Seulement mes cordes vocales ont leur petite vie à elles.

— A d’autres, mon gars, lui dis-je donc, à d’autres ! Je veux être pendu si tu es un cochon de terrien. (Et, après avoir remarqué sa façon précautionneuse de lever son verre qui trahissait l’accoutumance à une gravitation plus faible que la terrestre :) D’ailleurs je suis prêt à parier que tu as bu plus souvent sur Mars que sur Terre.

— Pas si fort, voyons !… D’ailleurs, pourquoi serais-tu si sûr ? Tu ne me connais pas, non ?

— Pardon, excuse ! Vous pouvez être ce que vous voudrez, mais vous ne pouvez pas m’empêcher d’avoir des yeux. Je me suis rendu compte dès votre entrée ici.

— Ah ! comment ça ?

— Ne vous cassez pas la tête. Personne d’autre n’a vu. Mais moi, je vois ce que les autres ne voient pas. (Là, je lui tends ma carte, avec un peu de manière, et je dis :) Il n’y a qu’un et un seul Lorenzo Smythe, le grand Lorenzo en personne, Pantomime et Mimique Artistique, l’Homme Orchestre du Théâtre !

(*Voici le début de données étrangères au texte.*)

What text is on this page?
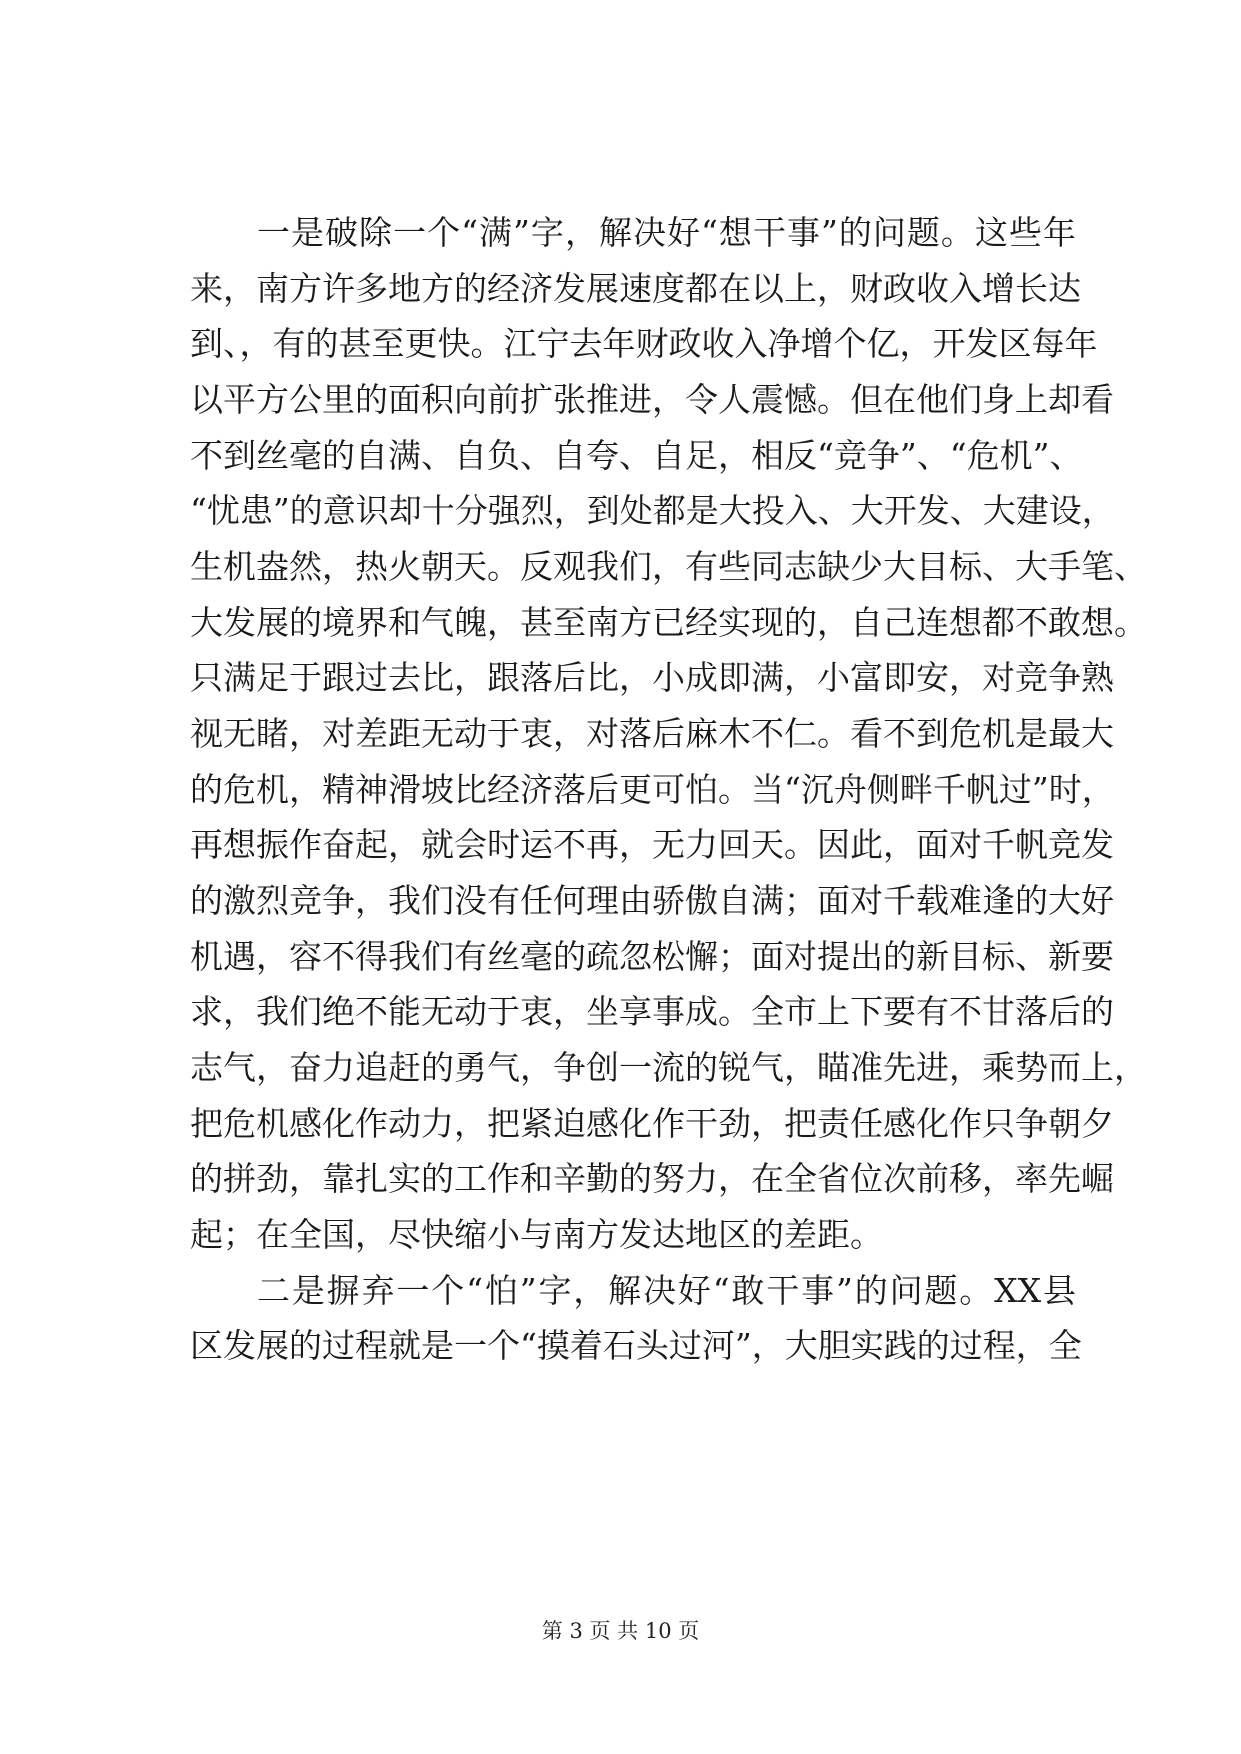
一是破除一个“满”字，解决好“想干事”的问题。这些年
来，南方许多地方的经济发展速度都在以上，财政收入增长达
到、，有的甚至更快。江宁去年财政收入净增个亿，开发区每年
以平方公里的面积向前扩张推进，令人震憾。但在他们身上却看
不到丝毫的自满、自负、自夸、自足，相反“竞争”、“危机”、
“忧患”的意识却十分强烈，到处都是大投入、大开发、大建设，
生机盎然，热火朝天。反观我们，有些同志缺少大目标、大手笔、
大发展的境界和气魄，甚至南方已经实现的，自己连想都不敢想。
只满足于跟过去比，跟落后比，小成即满，小富即安，对竞争熟
视无睹，对差距无动于衷，对落后麻木不仁。看不到危机是最大
的危机，精神滑坡比经济落后更可怕。当“沉舟侧畔千帆过”时，
再想振作奋起，就会时运不再，无力回天。因此，面对千帆竞发
的激烈竞争，我们没有任何理由骄傲自满；面对千载难逢的大好
机遇，容不得我们有丝毫的疏忽松懈；面对提出的新目标、新要
求，我们绝不能无动于衷，坐享事成。全市上下要有不甘落后的
志气，奋力追赶的勇气，争创一流的锐气，瞄准先进，乘势而上，
把危机感化作动力，把紧迫感化作干劲，把责任感化作只争朝夕
的拼劲，靠扎实的工作和辛勤的努力，在全省位次前移，率先崛
起；在全国，尽快缩小与南方发达地区的差距。
二是摒弃一个“怕”字，解决好“敢干事”的问题。XX县
区发展的过程就是一个“摸着石头过河”，大胆实践的过程，全
第 3 页 共 10 页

Il lit ma carte, la glisse dans sa poche. Ce qui m’ennuie. Ces cartes coûtent chaud… de la vraie imitation de gravure à la main !

— Oui ! je vois ce que vous voulez dire, me répond-il ; mais qu’est-ce qui cloche dans ma façon de me conduire ?

— Je vais vous montrer ça. Je marcherai jusqu’à la porte comme un cochon de terrien et je reviendrai en marchant comme vous.

Ce que je fis. En revenant, je donnai une version légèrement exagérée de sa façon d’avancer afin de permettre à son œil non entraîné de bien se rendre compte : pieds traînés légèrement comme si le sol avait été le pont, poids du corps porté en avant et balancement des hanches, mains tendues séparées du corps, prêtes à saisir quelque chose au cas où ce serait utile.

Il y a une douzaine d’autres détails impossibles, à formuler. Le fait est qu’il faut être véritablement un astronavigateur quand on est en train de faire cela, qu’il faut avoir le corps alerte, le balancement inconscient, qu’il faut vivre ce que l’on est en train de jouer. L’homme de la ville chemine sur une terre lisse, de même gravitation toute sa vie durant, et il y a des chances qu’il trébuche sur une feuille de papier à cigarettes posée devant son pied. Pas le matelot de l’espace.

— Vous saisissez ?

— Oui, je crains que oui ! fit-il avec une pointe d’amertume. Est-ce que, vraiment, j’ai marché comme ça ?

— Eh oui !

— Hum !… Alors il va peut-être falloir que je prenne des leçons avec vous.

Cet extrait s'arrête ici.